I never imagined the terrific, positive affect this contest would have on our family. I am writing this because I want you to know that this program truly makes an impact in others lives. I know it did for us. It came at a time when it was so important for not only my son, but our whole family to have something happy to talk about. It turned a difficult topic into something positive that he could share with others. Best of all, he learned that not only could he share his feelings about something difficult, but he could be rewarded for it!
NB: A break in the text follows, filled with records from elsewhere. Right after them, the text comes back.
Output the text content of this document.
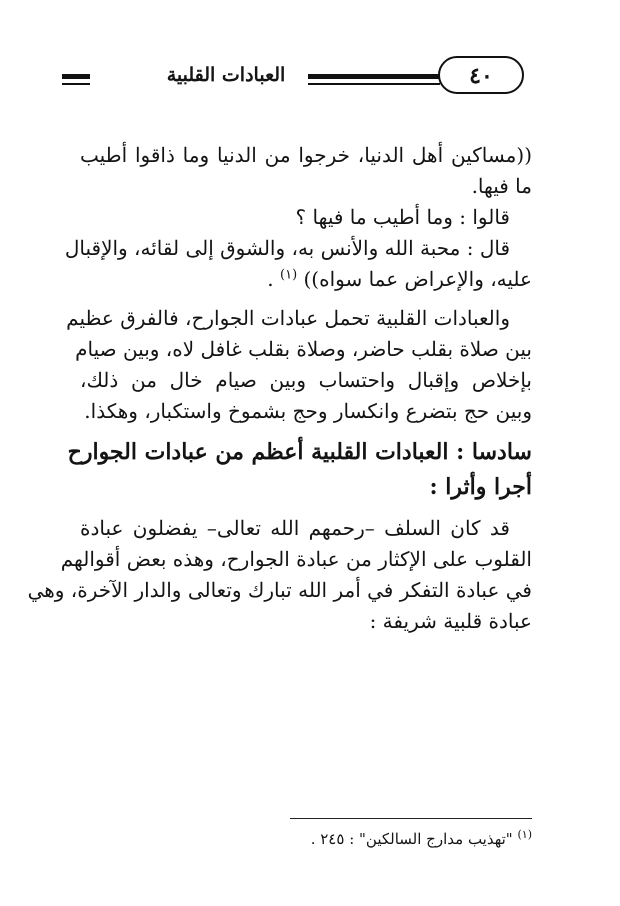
العبادات القلبية	٤٠
((مساكين أهل الدنيا، خرجوا من الدنيا وما ذاقوا أطيب
ما فيها.
قالوا : وما أطيب ما فيها ؟
قال : محبة الله والأنس به، والشوق إلى لقائه، والإقبال
عليه، والإعراض عما سواه)) $^{(١)}$ .
والعبادات القلبية تحمل عبادات الجوارح، فالفرق عظيم
بين صلاة بقلب حاضر، وصلاة بقلب غافل لاه، وبين صيام
بإخلاص وإقبال واحتساب وبين صيام خال من ذلك،
وبين حج بتضرع وانكسار وحج بشموخ واستكبار، وهكذا.
سادسا : العبادات القلبية أعظم من عبادات الجوارح
أجرا وأثرا :
قد كان السلف –رحمهم الله تعالى– يفضلون عبادة
القلوب على الإكثار من عبادة الجوارح، وهذه بعض أقوالهم
في عبادة التفكر في أمر الله تبارك وتعالى والدار الآخرة، وهي
عبادة قلبية شريفة :
$^{(١)}$ "تهذيب مدارج السالكين" : ٢٤٥ .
I am happy to tell you that this summer, after 18 long months of illness, a local doctor here in Montana ran a test that had been missed by Mayo. It revealed that my urine was full of infection. Through a cat scan we discovered that my right kidney is positioned almost upside down in my body and creating a constant site of infection. I had been misdiagnosed at Mayo! I was put immediately on an antibiotic (we had tried others in the past but not specific for the kidneys) and within 4 days all of my symptoms were gone. Almost as suddenly as my trial began, it was over! It appears I can manage this condition by remaining continually on antibiotics, as that is a safer option over surgery, but that is a small price to pay to have my life back!
I look back at the last few sentences of Benjamin’s essay “Don’t give up. Keep on going. You can get through your difficulty no matter how hard that trial is. Your persistence will win.” I am amazed at the truth in his words.
Emily Hodson is originally from Shelley, Idaho where she grew up riding horses and performing the piano. Emily, 35, and husband Dan, a podiatric surgeon, live in Great Falls, Montana. Their home lies along the Missouri River where their 3 young boys, Benjamin (9), Nathan (5), and Lincoln (3) enjoy searching for crawfish, clams, and tadpoles. Emily has her Masters in Accounting and worked for several large CPA firms. After the birth of her first child, she decided to leave her career and become a stay-at-home mom. Emily and her family were introduced last year to the PTA’s Reflections program and Benjamin’s entry surprised them all by winning!